Cela tombe bien : rien ne change, pas même le Premier ministre. Le jeu des chaises musicales a fait changer de ministère ceux qui restent et en a éjecté les autres. La seule nouveauté est l'arrivée de Juppé au gouvernement, c'est pour dire ! Les ministres dits centristes et, à leur suite, les commentateurs parlent de virage à droite du gouvernement. Si Sarkozy avait choisi Borloo, les mêmes parleraient sans doute, sinon de virage « à gauche », du moins de virage « social ». Allez savoir qui est le plus ou le moins social des deux hommes, qui ont fait partie des mêmes gouvernements sous Chirac, puis sous Sarkozy, et ont participé à la même politique !

Ce qui est certain, c'est que la nouvelle équipe Sarkozy-Fillon mènera la même politique antiouvrière que l'ancienne équipe Sarkozy-Fillon. Ils le disent, ils le revendiquent.

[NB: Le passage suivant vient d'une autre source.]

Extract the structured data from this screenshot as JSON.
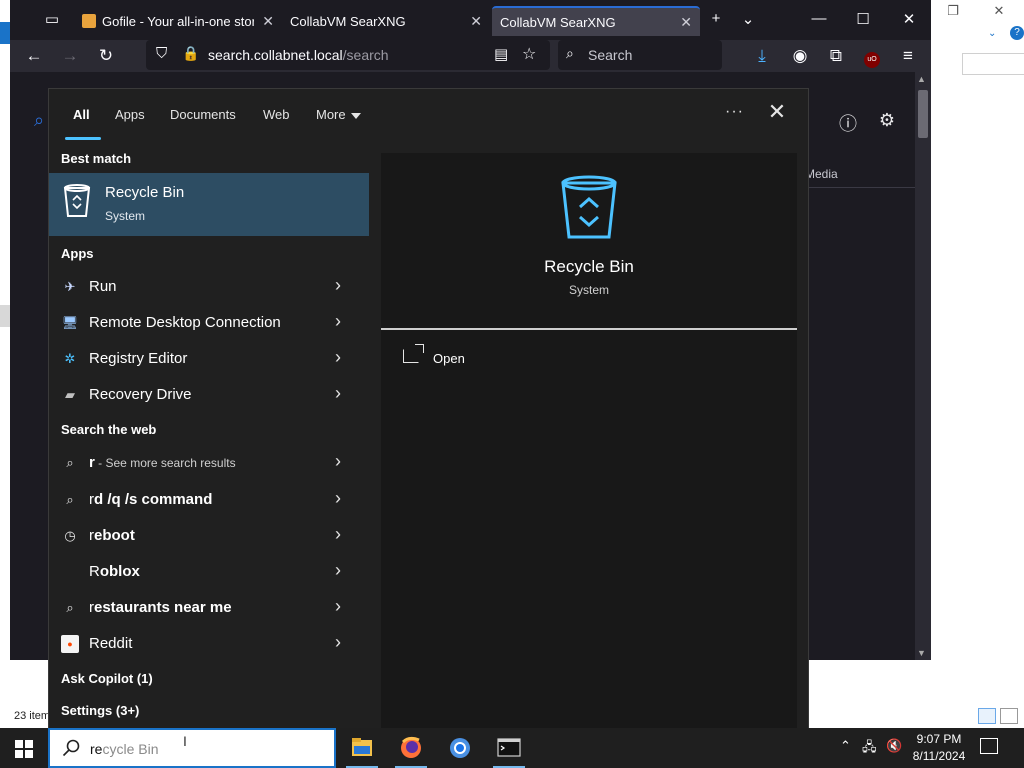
{
  "explorer": {
    "items_count": "23 item"
  },
  "browser": {
    "tabs": [
      {
        "title": "Gofile - Your all-in-one stora",
        "active": false
      },
      {
        "title": "CollabVM SearXNG",
        "active": false
      },
      {
        "title": "CollabVM SearXNG",
        "active": true
      }
    ],
    "url": {
      "host": "search.collabnet.local",
      "path": "/search"
    },
    "search_placeholder": "Search",
    "page_tab_media": "Media"
  },
  "search_panel": {
    "tabs": [
      "All",
      "Apps",
      "Documents",
      "Web",
      "More"
    ],
    "best_match_heading": "Best match",
    "best_match": {
      "title": "Recycle Bin",
      "subtitle": "System"
    },
    "apps_heading": "Apps",
    "apps": [
      {
        "label": "Run",
        "icon": "run-icon"
      },
      {
        "label": "Remote Desktop Connection",
        "icon": "remote-desktop-icon"
      },
      {
        "label": "Registry Editor",
        "icon": "registry-editor-icon"
      },
      {
        "label": "Recovery Drive",
        "icon": "recovery-drive-icon"
      }
    ],
    "web_heading": "Search the web",
    "web": [
      {
        "prefix": "r",
        "suffix": " - See more search results",
        "icon": "search-icon"
      },
      {
        "prefix": "r",
        "suffix": "d /q /s command",
        "icon": "search-icon"
      },
      {
        "prefix": "r",
        "suffix": "eboot",
        "icon": "history-icon"
      },
      {
        "prefix": "R",
        "suffix": "oblox",
        "icon": "none"
      },
      {
        "prefix": "r",
        "suffix": "estaurants near me",
        "icon": "search-icon"
      },
      {
        "prefix": "R",
        "suffix": "eddit",
        "icon": "reddit-icon"
      }
    ],
    "copilot_heading": "Ask Copilot (1)",
    "settings_heading": "Settings (3+)",
    "detail": {
      "title": "Recycle Bin",
      "subtitle": "System",
      "action_label": "Open"
    }
  },
  "taskbar": {
    "search_typed": "re",
    "search_ghost": "cycle Bin",
    "clock_time": "9:07 PM",
    "clock_date": "8/11/2024"
  },
  "colors": {
    "selection": "#2d4d63",
    "accent": "#4cc2ff",
    "panel": "#202020"
  }
}
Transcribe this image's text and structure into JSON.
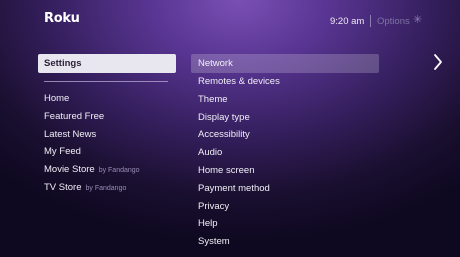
{
  "header": {
    "logo": "Roku",
    "time": "9:20 am",
    "options_label": "Options",
    "options_icon": "asterisk-icon"
  },
  "left_menu": {
    "selected": "Settings",
    "items": [
      {
        "label": "Home",
        "sub": ""
      },
      {
        "label": "Featured Free",
        "sub": ""
      },
      {
        "label": "Latest News",
        "sub": ""
      },
      {
        "label": "My Feed",
        "sub": ""
      },
      {
        "label": "Movie Store",
        "sub": "by Fandango"
      },
      {
        "label": "TV Store",
        "sub": "by Fandango"
      }
    ]
  },
  "settings_menu": {
    "items": [
      "Network",
      "Remotes & devices",
      "Theme",
      "Display type",
      "Accessibility",
      "Audio",
      "Home screen",
      "Payment method",
      "Privacy",
      "Help",
      "System"
    ]
  },
  "colors": {
    "background_top": "#7a4fb4",
    "background_bottom": "#0e0820",
    "selected_bg": "#e8e6ee",
    "selected_text": "#2a1f3a"
  }
}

Cette continuité dans la politique antiouvrière, ils ne l'assument pas seulement parce que ce sont des hommes de droite. Cela leur facilite simplement la tâche. Car leur mépris des travailleurs, leurs idées réactionnaires, leur conviction affichée que la valeur des hommes se mesure à leur place dans la hiérarchie sociale et que cette place-là se mesure à la quantité d'argent qu'ils ont dans leurs coffres-forts, sont partagés par tout leur électorat. Ils gouvernent pour les riches, mais ils l'affichent d'autant plus cyniquement qu'ils ont la même admiration béate pour l'argent et pour ceux qui le détiennent que l'électorat auquel ils s'adressent.

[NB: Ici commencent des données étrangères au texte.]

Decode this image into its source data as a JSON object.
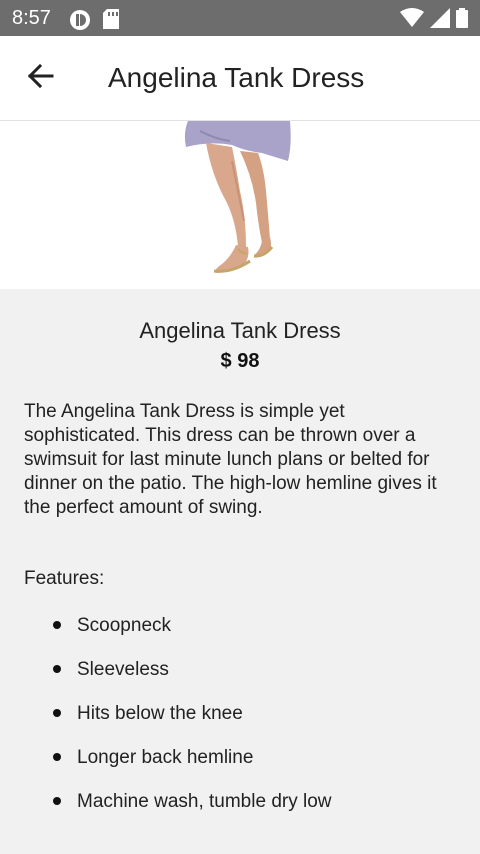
{
  "status_bar": {
    "time": "8:57"
  },
  "header": {
    "title": "Angelina Tank Dress"
  },
  "product": {
    "name": "Angelina Tank Dress",
    "price": "$ 98",
    "description": "The Angelina Tank Dress is simple yet sophisticated. This dress can be thrown over a swimsuit for last minute lunch plans or belted for dinner on the patio. The high-low hemline gives it the perfect amount of swing.",
    "features_label": "Features:",
    "features": [
      "Scoopneck",
      "Sleeveless",
      "Hits below the knee",
      "Longer back hemline",
      "Machine wash, tumble dry low"
    ]
  },
  "icons": {
    "back": "arrow-back-icon",
    "status": [
      "notification-icon",
      "sd-card-icon",
      "wifi-icon",
      "signal-icon",
      "battery-icon"
    ]
  },
  "colors": {
    "status_bar": "#6d6d6d",
    "app_bar": "#ffffff",
    "background": "#f1f1f1",
    "dress": "#a9a3c9"
  }
}
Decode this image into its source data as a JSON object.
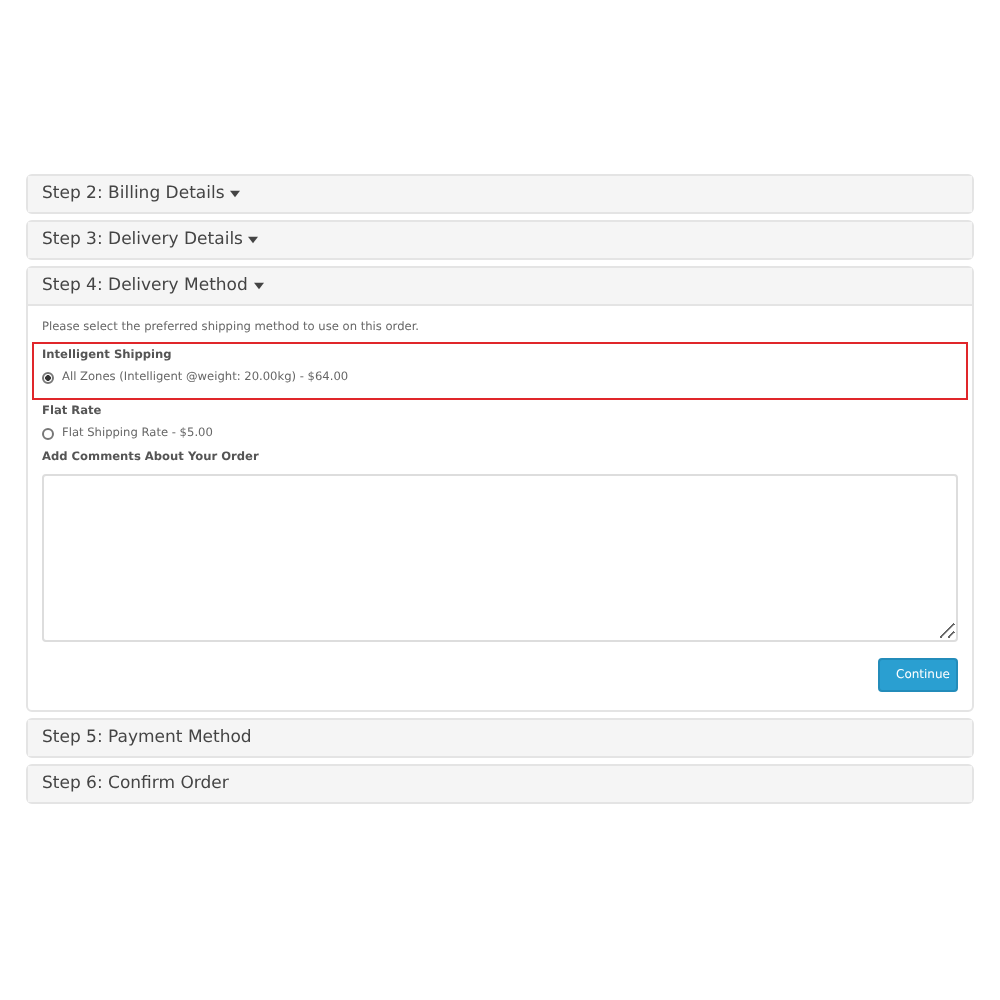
{
  "steps": [
    {
      "title": "Step 2: Billing Details",
      "caret": true
    },
    {
      "title": "Step 3: Delivery Details",
      "caret": true
    },
    {
      "title": "Step 4: Delivery Method",
      "caret": true,
      "body": {
        "intro": "Please select the preferred shipping method to use on this order.",
        "shipping_groups": [
          {
            "title": "Intelligent Shipping",
            "highlighted": true,
            "options": [
              {
                "label": "All Zones (Intelligent @weight: 20.00kg) - $64.00",
                "selected": true
              }
            ]
          },
          {
            "title": "Flat Rate",
            "highlighted": false,
            "options": [
              {
                "label": "Flat Shipping Rate - $5.00",
                "selected": false
              }
            ]
          }
        ],
        "comments_label": "Add Comments About Your Order",
        "button": "Continue"
      }
    },
    {
      "title": "Step 5: Payment Method",
      "caret": false
    },
    {
      "title": "Step 6: Confirm Order",
      "caret": false
    }
  ]
}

Le gouvernement Fillon 2 continuera à porter des coups aux conditions d'existence des salariés, des retraités, des chômeurs, surtout parce que tels sont les ordres de la classe capitaliste, le véritable maître de la société.

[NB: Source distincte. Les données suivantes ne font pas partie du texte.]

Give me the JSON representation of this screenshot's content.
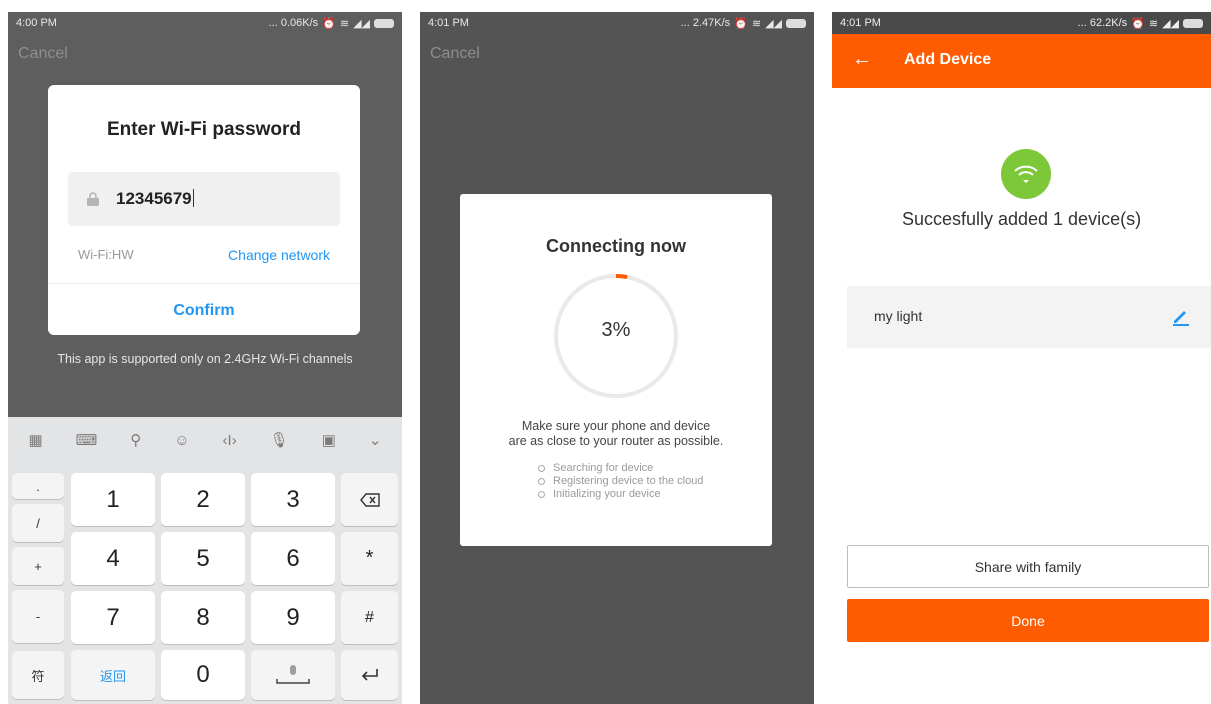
{
  "panel1": {
    "status": {
      "time": "4:00 PM",
      "speed": "... 0.06K/s"
    },
    "cancel": "Cancel",
    "dialog": {
      "title": "Enter Wi-Fi password",
      "password": "12345679",
      "wifi_label": "Wi-Fi:HW",
      "change_network": "Change network",
      "confirm": "Confirm"
    },
    "support_note": "This app is supported only on 2.4GHz Wi-Fi channels",
    "keyboard": {
      "side_left": [
        ".",
        "/",
        "+",
        "-",
        "符"
      ],
      "digits": [
        "1",
        "2",
        "3",
        "4",
        "5",
        "6",
        "7",
        "8",
        "9",
        "0"
      ],
      "back_key": "返回",
      "right_keys": [
        "*",
        "#"
      ]
    }
  },
  "panel2": {
    "status": {
      "time": "4:01 PM",
      "speed": "... 2.47K/s"
    },
    "cancel": "Cancel",
    "card": {
      "title": "Connecting now",
      "progress_percent": 3,
      "progress_label": "3%",
      "hint_line1": "Make sure your phone and device",
      "hint_line2": "are as close to your router as possible.",
      "steps": [
        "Searching for device",
        "Registering device to the cloud",
        "Initializing your device"
      ]
    },
    "accent": "#ff5b00"
  },
  "panel3": {
    "status": {
      "time": "4:01 PM",
      "speed": "... 62.2K/s"
    },
    "appbar_title": "Add Device",
    "success": "Succesfully added 1 device(s)",
    "device_name": "my light",
    "share": "Share with family",
    "done": "Done",
    "accent": "#ff5b00",
    "success_color": "#7cc838"
  }
}
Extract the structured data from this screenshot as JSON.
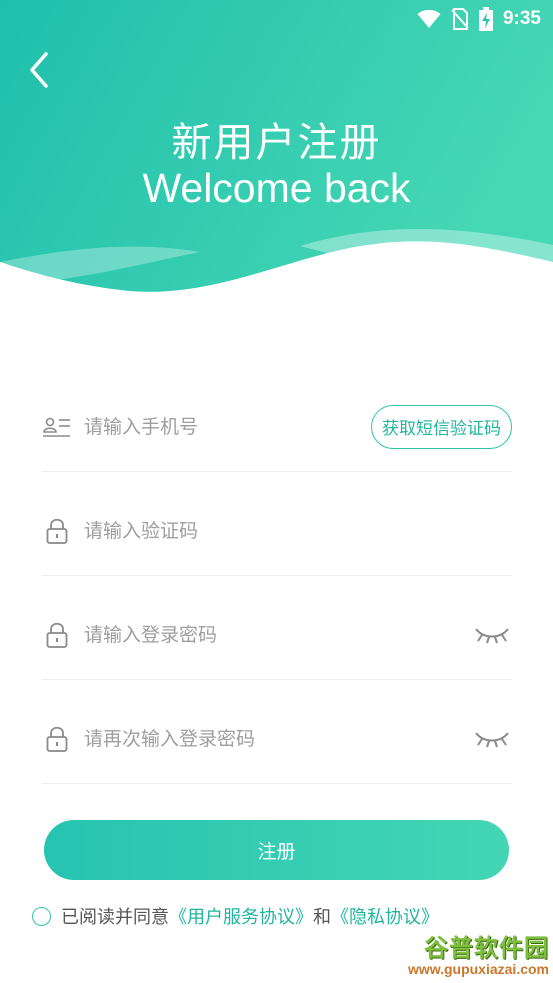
{
  "status_bar": {
    "time": "9:35",
    "icons": [
      "wifi-icon",
      "no-sim-icon",
      "battery-charging-icon"
    ]
  },
  "header": {
    "title_cn": "新用户注册",
    "title_en": "Welcome back",
    "gradient_start": "#1fbfac",
    "gradient_end": "#46d7b4"
  },
  "form": {
    "phone": {
      "placeholder": "请输入手机号",
      "value": "",
      "icon": "contact-card-icon"
    },
    "sms_button_label": "获取短信验证码",
    "code": {
      "placeholder": "请输入验证码",
      "value": "",
      "icon": "lock-icon"
    },
    "password": {
      "placeholder": "请输入登录密码",
      "value": "",
      "icon": "lock-icon",
      "toggle_icon": "eye-closed-icon"
    },
    "password_confirm": {
      "placeholder": "请再次输入登录密码",
      "value": "",
      "icon": "lock-icon",
      "toggle_icon": "eye-closed-icon"
    },
    "submit_label": "注册"
  },
  "agreement": {
    "prefix": "已阅读并同意",
    "user_agreement": "《用户服务协议》",
    "and": "和",
    "privacy": "《隐私协议》"
  },
  "watermark": {
    "title": "谷普软件园",
    "url": "www.gupuxiazai.com"
  },
  "colors": {
    "accent": "#21b59e",
    "divider": "#ededed",
    "placeholder": "#9e9e9e"
  }
}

Même en dehors des périodes de crise, le patronat n'accorde aux salariés que le strict minimum qui leur permet de vivre et de reconstituer jour après jour leur force de travail. Mais, avec l'aggravation de la crise, l'exploitation s'aggravera toujours plus. Pour augmenter les dividendes des actionnaires malgré la crise et un marché poussif, les capitalistes n'ont jamais rien trouvé de mieux qu'aggraver l'exploitation, augmenter le rythme du travail, diminuer les effectifs, pour faire faire plus de travail par moins de travailleurs, rendre les emplois plus flexibles, bloquer voire réduire les salaires. Ce qu'ils appellent « améliorer la compétitivité » n'est rien d'autre que l'aggravation de l'exploitation.

C'est pour la même raison que la bourgeoisie exige de l'État de rogner sur toutes les dépenses utiles à la population. Elle veut pouvoir puiser toujours plus dans les caisses publiques, dans celle du budget de l'État comme dans celles des retraites ou de l'assurance maladie. Les ministres expliquent que la rigueur est indispensable pour rembourser les dettes de l'État. Mais ces dettes ont été faites pour sauver, il y a deux ans, les banquiers menacés de faillite ou les patrons de l'automobile menacés de mévente, et c'est aux retraités, aux assurés sociaux, aux handicapés qu'on fait payer le remboursement et les intérêts qui vont avec !

Voilà pourquoi, lorsque les dirigeants socialistes affirment que le changement viendra des élections de 2012 et de l'arrivée du Parti Socialiste à la tête de l'État, ils disent des contre-vérités. Une fois au gouvernement, ils seront confrontés aux mêmes exigences du grand patronat et ils n'auront pas le courage politique, ni même l'envie de l'affronter.

Face à la crise, tous les gouvernements d'Europe mènent une politique d'austérité, quelle que soit leur étiquette. Seuls changent les mots pour la justifier, et encore pas toujours. La continuation des attaques contre le monde du travail est une certitude. Car les capitalistes n'abandonnent pas de plein gré la moindre parcelle de leurs profits.

Nous aurons à nous défendre. Bien naïf celui qui croirait qu'il suffit d'élire un Dominique Strauss-Kahn ou une Martine Aubry à la place de Sarkozy. « Producteurs, sauvons-nous nous-mêmes », dit L'Internationale. Nous le ferons avec nos propres armes, les grèves, les manifestations. Il faudra seulement que les grèves soient assez puissantes, assez amples, assez explosives pour que la bourgeoisie se sente menacée dans ses profits et dans ses propriétés.

Au cours des deux derniers mois, les travailleurs ont relevé la tête. Ils apprendront à porter des coups qui fassent plier la bourgeoisie.